# Thread: Physics - friction up a slope

1. ## Physics - friction up a slope

Problem:
Lindsey's car is driving up a hill when her book bag, which she forgot on the roof, falls off. The bag has a mass of 19kg and slides up the hill 60 meters from its initial speed of 20m/s to rest. If the hill climbs at an angle of 30 degrees then what was the coefficient of friction?

My attempt:

Fn = 19*9.8cos30 = 161N

0 = 202 + 2a(60)
-400 = 120a
a = -3.33 m/s2

F = ma
F = 19 * -3.33 = 63.27N

Ff = μmgcosx
63.27 = μ19*9.8*cos30
μ= .393

Is this correct? Is the parallel component required in this case? In what cases is it required?

2. ## Resolving forces

Hello Intrusion
Originally Posted by Intrusion
Problem:
Lindsey's car is driving up a hill when her book bag, which she forgot on the roof, falls off. The bag has a mass of 19kg and slides up the hill 60 meters from its initial speed of 20m/s to rest. If the hill climbs at an angle of 30 degrees then what was the coefficient of friction?

My attempt:

Fn = 19*9.8cos30 = 161N

0 = 202 + 2a(60)
-400 = 120a
a = -3.33 m/s2

F = ma
F = 19 * -3.33 = 63.27N
Originally Posted by Intrusion
Ff = μmgcosx
63.27 = μ19*9.8*cos30

μ= .393

Is this correct? Is the parallel component required in this case? In what cases is it required?
Thanks for showing us your working.

The diagram shows the forces acting on the book.

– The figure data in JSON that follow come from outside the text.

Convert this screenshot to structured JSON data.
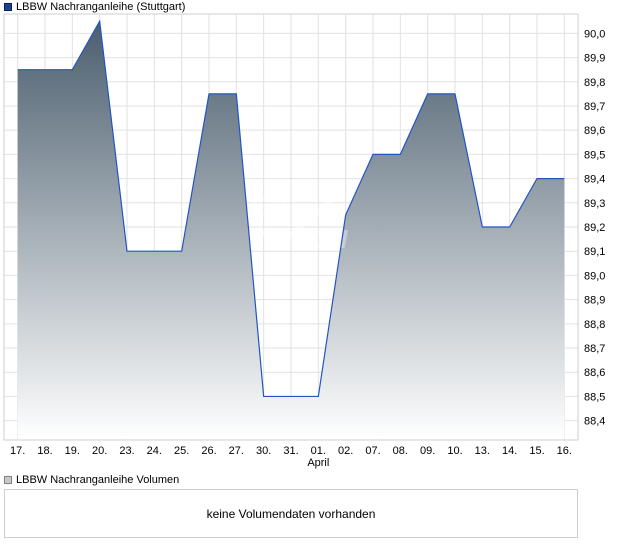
{
  "chart_data": {
    "type": "area",
    "title": "",
    "xlabel": "",
    "ylabel": "",
    "x": [
      "17.",
      "18.",
      "19.",
      "20.",
      "23.",
      "24.",
      "25.",
      "26.",
      "27.",
      "30.",
      "31.",
      "01.",
      "02.",
      "07.",
      "08.",
      "09.",
      "10.",
      "13.",
      "14.",
      "15.",
      "16."
    ],
    "month_label": "April",
    "series": [
      {
        "name": "LBBW Nachranganleihe (Stuttgart)",
        "values": [
          89.85,
          89.85,
          89.85,
          90.05,
          89.1,
          89.1,
          89.1,
          89.75,
          89.75,
          88.5,
          88.5,
          88.5,
          89.25,
          89.5,
          89.5,
          89.75,
          89.75,
          89.2,
          89.2,
          89.4,
          89.4
        ]
      }
    ],
    "y_ticks": [
      "90,0",
      "89,9",
      "89,8",
      "89,7",
      "89,6",
      "89,5",
      "89,4",
      "89,3",
      "89,2",
      "89,1",
      "89,0",
      "88,9",
      "88,8",
      "88,7",
      "88,6",
      "88,5",
      "88,4"
    ],
    "ylim": [
      88.32,
      90.08
    ],
    "grid": true,
    "line_color": "#2255c4",
    "fill_top_color": "#4b5e6e",
    "fill_bottom_color": "#ffffff"
  },
  "legend": {
    "price_label": "LBBW Nachranganleihe (Stuttgart)",
    "volume_label": "LBBW Nachranganleihe Volumen"
  },
  "volume": {
    "message": "keine Volumendaten vorhanden"
  },
  "watermark": {
    "line1": "EN",
    "line2": "CH"
  }
}
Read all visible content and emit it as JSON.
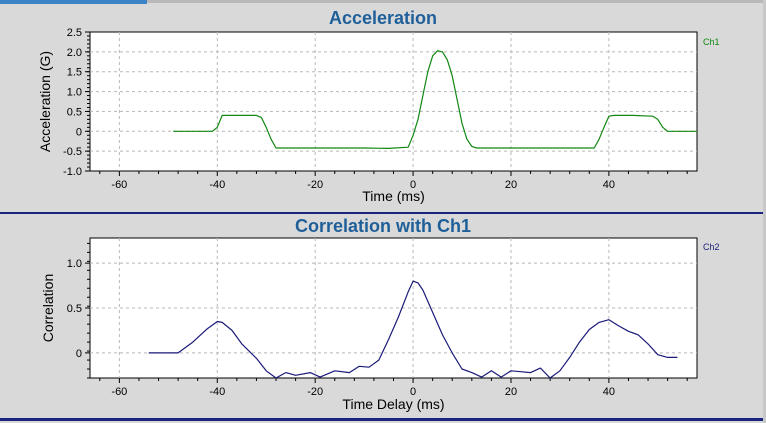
{
  "colors": {
    "ch1": "#118811",
    "ch2": "#1a1a7a",
    "title": "#1f5f99",
    "divider": "#1a237e"
  },
  "chart_data": [
    {
      "type": "line",
      "title": "Acceleration",
      "xlabel": "Time (ms)",
      "ylabel": "Acceleration (G)",
      "xlim": [
        -66,
        58
      ],
      "ylim": [
        -1.0,
        2.5
      ],
      "xticks": [
        -60,
        -40,
        -20,
        0,
        20,
        40
      ],
      "yticks": [
        -1.0,
        -0.5,
        0,
        0.5,
        1.0,
        1.5,
        2.0,
        2.5
      ],
      "ytick_labels": [
        "-1.0",
        "-0.5",
        "0",
        "0.5",
        "1.0",
        "1.5",
        "2.0",
        "2.5"
      ],
      "xgrid": [
        -60,
        -40,
        -20,
        0,
        20,
        40
      ],
      "ygrid": [
        -0.5,
        0,
        0.5,
        1.0,
        1.5,
        2.0
      ],
      "grid": true,
      "legend_position": "top-right",
      "series": [
        {
          "name": "Ch1",
          "color": "#118811",
          "x": [
            -49,
            -44,
            -41,
            -40,
            -39,
            -38,
            -32,
            -31,
            -30,
            -29,
            -28,
            -25,
            -10,
            -5,
            -1,
            0,
            1,
            2,
            3,
            4,
            5,
            6,
            7,
            8,
            9,
            10,
            11,
            12,
            13,
            15,
            30,
            37,
            38,
            39,
            40,
            41,
            45,
            49,
            50,
            51,
            52,
            55,
            58
          ],
          "y": [
            0,
            0,
            0,
            0.1,
            0.4,
            0.4,
            0.4,
            0.35,
            0.1,
            -0.2,
            -0.42,
            -0.42,
            -0.42,
            -0.43,
            -0.4,
            -0.1,
            0.3,
            0.9,
            1.5,
            1.9,
            2.03,
            2.0,
            1.8,
            1.4,
            0.8,
            0.2,
            -0.2,
            -0.38,
            -0.42,
            -0.42,
            -0.42,
            -0.42,
            -0.2,
            0.1,
            0.38,
            0.4,
            0.4,
            0.38,
            0.3,
            0.1,
            0,
            0,
            0
          ]
        }
      ]
    },
    {
      "type": "line",
      "title": "Correlation with Ch1",
      "xlabel": "Time Delay (ms)",
      "ylabel": "Correlation",
      "xlim": [
        -66,
        58
      ],
      "ylim": [
        -0.28,
        1.28
      ],
      "xticks": [
        -60,
        -40,
        -20,
        0,
        20,
        40
      ],
      "yticks": [
        0,
        0.5,
        1.0
      ],
      "ytick_labels": [
        "0",
        "0.5",
        "1.0"
      ],
      "xgrid": [
        -60,
        -40,
        -20,
        0,
        20,
        40
      ],
      "ygrid": [
        0,
        0.5,
        1.0
      ],
      "grid": true,
      "legend_position": "top-right",
      "series": [
        {
          "name": "Ch2",
          "color": "#1a1a7a",
          "x": [
            -54,
            -48,
            -45,
            -42,
            -40,
            -39,
            -37,
            -35,
            -32,
            -30,
            -28,
            -26,
            -24,
            -21,
            -19,
            -16,
            -13,
            -11,
            -9,
            -7,
            -5,
            -3,
            -1,
            0,
            1,
            2,
            4,
            6,
            8,
            10,
            12,
            14,
            16,
            18,
            20,
            22,
            24,
            26,
            28,
            30,
            32,
            34,
            36,
            38,
            40,
            42,
            44,
            46,
            48,
            50,
            52,
            54
          ],
          "y": [
            0,
            0,
            0.12,
            0.27,
            0.35,
            0.34,
            0.25,
            0.1,
            -0.06,
            -0.2,
            -0.28,
            -0.22,
            -0.25,
            -0.22,
            -0.27,
            -0.2,
            -0.22,
            -0.15,
            -0.16,
            -0.08,
            0.15,
            0.4,
            0.68,
            0.8,
            0.78,
            0.7,
            0.45,
            0.2,
            0,
            -0.18,
            -0.22,
            -0.27,
            -0.2,
            -0.27,
            -0.2,
            -0.21,
            -0.22,
            -0.17,
            -0.28,
            -0.2,
            -0.05,
            0.12,
            0.26,
            0.34,
            0.37,
            0.3,
            0.24,
            0.2,
            0.1,
            -0.02,
            -0.05,
            -0.05
          ]
        }
      ]
    }
  ]
}
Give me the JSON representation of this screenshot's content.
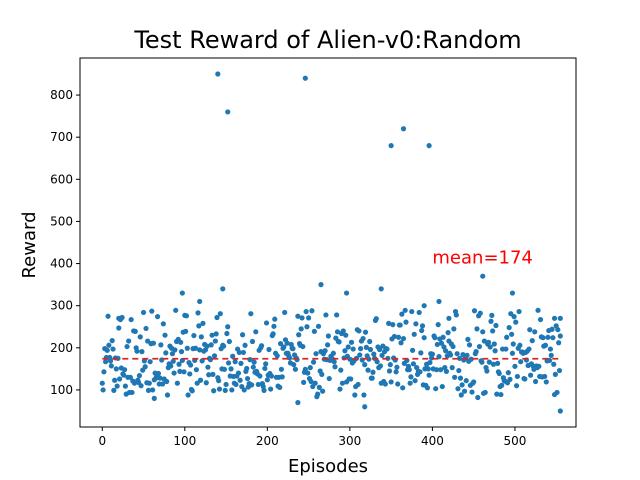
{
  "chart_data": {
    "type": "scatter",
    "title": "Test Reward of Alien-v0:Random",
    "xlabel": "Episodes",
    "ylabel": "Reward",
    "xlim": [
      -27,
      574
    ],
    "ylim": [
      12,
      888
    ],
    "xticks": [
      0,
      100,
      200,
      300,
      400,
      500
    ],
    "yticks": [
      100,
      200,
      300,
      400,
      500,
      600,
      700,
      800
    ],
    "grid": false,
    "colors": {
      "points": "#1f77b4",
      "mean_line": "#d62728",
      "annotation": "#ff0000"
    },
    "mean": {
      "value": 174,
      "label": "mean=174",
      "x_range": [
        0,
        556
      ]
    },
    "annotation": {
      "text": "mean=174",
      "x": 400,
      "y": 400
    },
    "highlight_points": [
      {
        "x": 140,
        "y": 850
      },
      {
        "x": 152,
        "y": 760
      },
      {
        "x": 246,
        "y": 840
      },
      {
        "x": 350,
        "y": 680
      },
      {
        "x": 365,
        "y": 720
      },
      {
        "x": 396,
        "y": 680
      },
      {
        "x": 461,
        "y": 370
      },
      {
        "x": 265,
        "y": 350
      },
      {
        "x": 146,
        "y": 340
      },
      {
        "x": 338,
        "y": 340
      },
      {
        "x": 296,
        "y": 330
      },
      {
        "x": 97,
        "y": 330
      },
      {
        "x": 497,
        "y": 330
      },
      {
        "x": 118,
        "y": 310
      },
      {
        "x": 408,
        "y": 310
      },
      {
        "x": 390,
        "y": 300
      },
      {
        "x": 555,
        "y": 270
      },
      {
        "x": 548,
        "y": 270
      },
      {
        "x": 555,
        "y": 50
      },
      {
        "x": 318,
        "y": 60
      },
      {
        "x": 237,
        "y": 70
      },
      {
        "x": 63,
        "y": 80
      },
      {
        "x": 420,
        "y": 270
      },
      {
        "x": 20,
        "y": 270
      }
    ],
    "n_points": 556,
    "baseline_values": [
      120,
      140,
      160,
      170,
      180,
      190,
      200,
      210,
      220,
      110,
      130,
      150,
      100,
      240,
      230,
      250,
      260,
      280,
      90,
      120,
      140,
      160,
      180,
      200,
      130,
      150,
      170,
      190,
      210,
      110
    ]
  }
}
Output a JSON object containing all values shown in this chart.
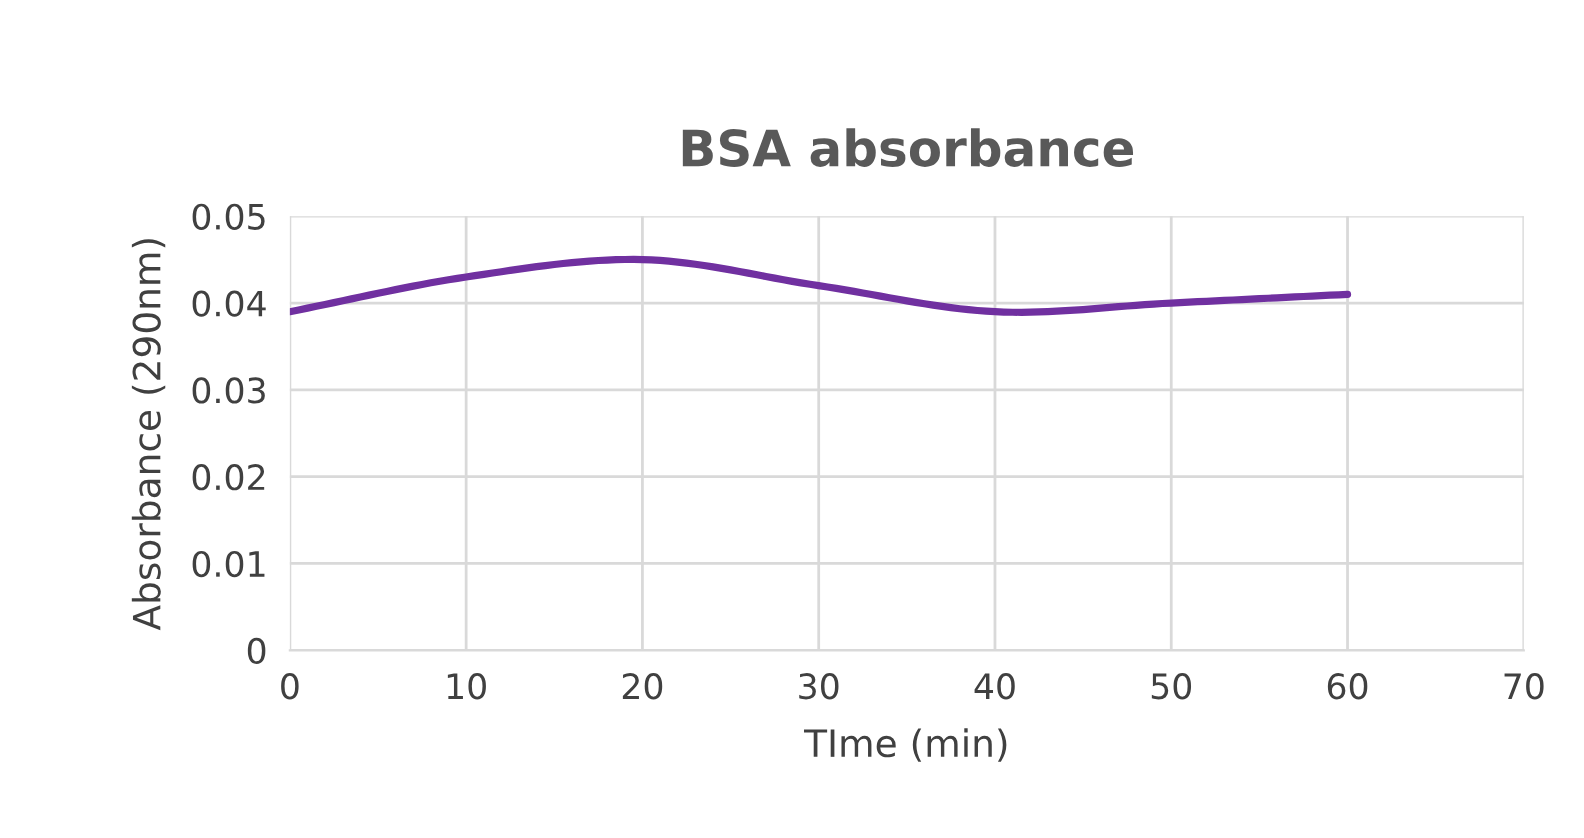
{
  "chart_data": {
    "type": "line",
    "title": "BSA absorbance",
    "xlabel": "TIme (min)",
    "ylabel": "Absorbance (290nm)",
    "x": [
      0,
      10,
      20,
      30,
      40,
      50,
      60
    ],
    "series": [
      {
        "color": "#7030a0",
        "values": [
          0.039,
          0.043,
          0.045,
          0.042,
          0.039,
          0.04,
          0.041
        ]
      }
    ],
    "xlim": [
      0,
      70
    ],
    "xticks": [
      0,
      10,
      20,
      30,
      40,
      50,
      60,
      70
    ],
    "ylim": [
      0,
      0.05
    ],
    "yticks": [
      0,
      0.01,
      0.02,
      0.03,
      0.04,
      0.05
    ],
    "grid": true,
    "marker": "none",
    "line_style": "solid"
  }
}
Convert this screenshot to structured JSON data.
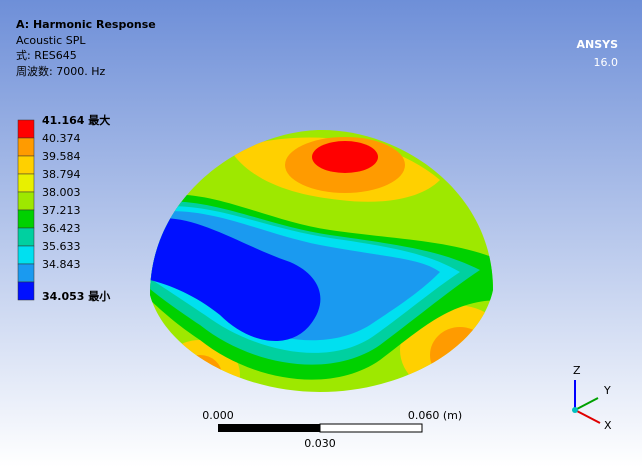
{
  "header": {
    "title": "A: Harmonic Response",
    "result": "Acoustic SPL",
    "expression": "式: RES645",
    "frequency": "周波数: 7000. Hz"
  },
  "logo": {
    "name": "ANSYS",
    "version": "16.0"
  },
  "legend": {
    "labels": [
      "41.164 最大",
      "40.374",
      "39.584",
      "38.794",
      "38.003",
      "37.213",
      "36.423",
      "35.633",
      "34.843",
      "34.053 最小"
    ],
    "colors": [
      "#ff0000",
      "#ff9b00",
      "#ffd000",
      "#e8f000",
      "#9ee800",
      "#00d100",
      "#00d0a0",
      "#00e0f0",
      "#1a9af0",
      "#0010ff"
    ]
  },
  "scale_bar": {
    "start": "0.000",
    "end": "0.060 (m)",
    "mid": "0.030"
  },
  "triad": {
    "z": "Z",
    "y": "Y",
    "x": "X"
  }
}
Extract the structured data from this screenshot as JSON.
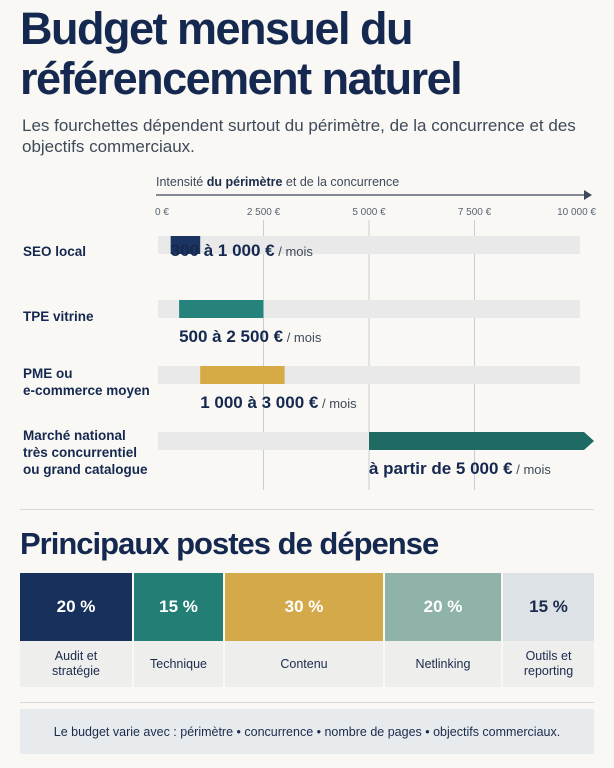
{
  "header": {
    "title": "Budget mensuel du référencement naturel",
    "subtitle": "Les fourchettes dépendent surtout du périmètre, de la concurrence et des objectifs commerciaux."
  },
  "chart_data": [
    {
      "type": "range-bar",
      "axis_label": {
        "prefix": "Intensité ",
        "bold": "du périmètre",
        "suffix": " et de la concurrence"
      },
      "ticks": [
        0,
        2500,
        5000,
        7500,
        10000
      ],
      "tick_labels": [
        "0 €",
        "2 500 €",
        "5 000 €",
        "7 500 €",
        "10 000 €"
      ],
      "xlim": [
        0,
        10000
      ],
      "grid": true,
      "categories": [
        {
          "label": "SEO local",
          "low": 300,
          "high": 1000,
          "value_label": "300 à 1 000 €",
          "unit": "/ mois",
          "color": "#1c3461"
        },
        {
          "label": "TPE vitrine",
          "low": 500,
          "high": 2500,
          "value_label": "500 à 2 500 €",
          "unit": "/ mois",
          "color": "#25837b"
        },
        {
          "label": "PME ou\ne-commerce moyen",
          "low": 1000,
          "high": 3000,
          "value_label": "1 000 à 3 000 €",
          "unit": "/ mois",
          "color": "#d6aa45"
        },
        {
          "label": "Marché national\ntrès concurrentiel\nou grand catalogue",
          "low": 5000,
          "high": 10000,
          "open_ended": true,
          "value_label": "à partir de 5 000 €",
          "unit": "/ mois",
          "color": "#1f6b63"
        }
      ]
    },
    {
      "type": "table",
      "title": "Principaux postes de dépense",
      "items": [
        {
          "percent": "20 %",
          "value": 20,
          "label": "Audit et\nstratégie",
          "color": "#17315c",
          "text_color": "#ffffff"
        },
        {
          "percent": "15 %",
          "value": 15,
          "label": "Technique",
          "color": "#237e76",
          "text_color": "#ffffff"
        },
        {
          "percent": "30 %",
          "value": 30,
          "label": "Contenu",
          "color": "#d4a94a",
          "text_color": "#ffffff"
        },
        {
          "percent": "20 %",
          "value": 20,
          "label": "Netlinking",
          "color": "#8fb3a9",
          "text_color": "#ffffff"
        },
        {
          "percent": "15 %",
          "value": 15,
          "label": "Outils et\nreporting",
          "color": "#dde2e7",
          "text_color": "#1a2b4c"
        }
      ]
    }
  ],
  "footer": {
    "text": "Le budget varie avec : périmètre • concurrence • nombre de pages • objectifs commerciaux."
  }
}
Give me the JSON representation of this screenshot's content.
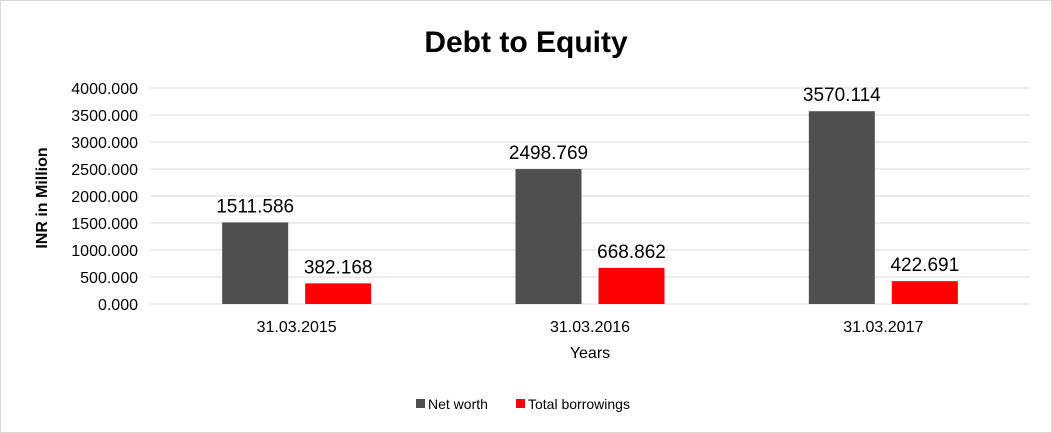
{
  "chart_data": {
    "type": "bar",
    "title": "Debt to Equity",
    "xlabel": "Years",
    "ylabel": "INR in Million",
    "categories": [
      "31.03.2015",
      "31.03.2016",
      "31.03.2017"
    ],
    "series": [
      {
        "name": "Net worth",
        "values": [
          1511.586,
          2498.769,
          3570.114
        ],
        "color": "#4f4f4f"
      },
      {
        "name": "Total borrowings",
        "values": [
          382.168,
          668.862,
          422.691
        ],
        "color": "#ff0000"
      }
    ],
    "ylim": [
      0,
      4000
    ],
    "yticks": [
      "0.000",
      "500.000",
      "1000.000",
      "1500.000",
      "2000.000",
      "2500.000",
      "3000.000",
      "3500.000",
      "4000.000"
    ],
    "grid": true,
    "legend_position": "bottom",
    "data_labels": true
  }
}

Resolve at right angles to the plane:

$\displaystyle N - mg\cos 30^o = 0$

So your first equation is correct.

And you have correctly calculated the acceleration (although you have rounded off a bit too much; the answer is more accurately 63.33.)

But when you resolve down the plane:

$\displaystyle F + mg\sin 30^o = ma$

So your 'friction force' equation is wrong. You need to take the component of the weight into account.

Can you complete it now?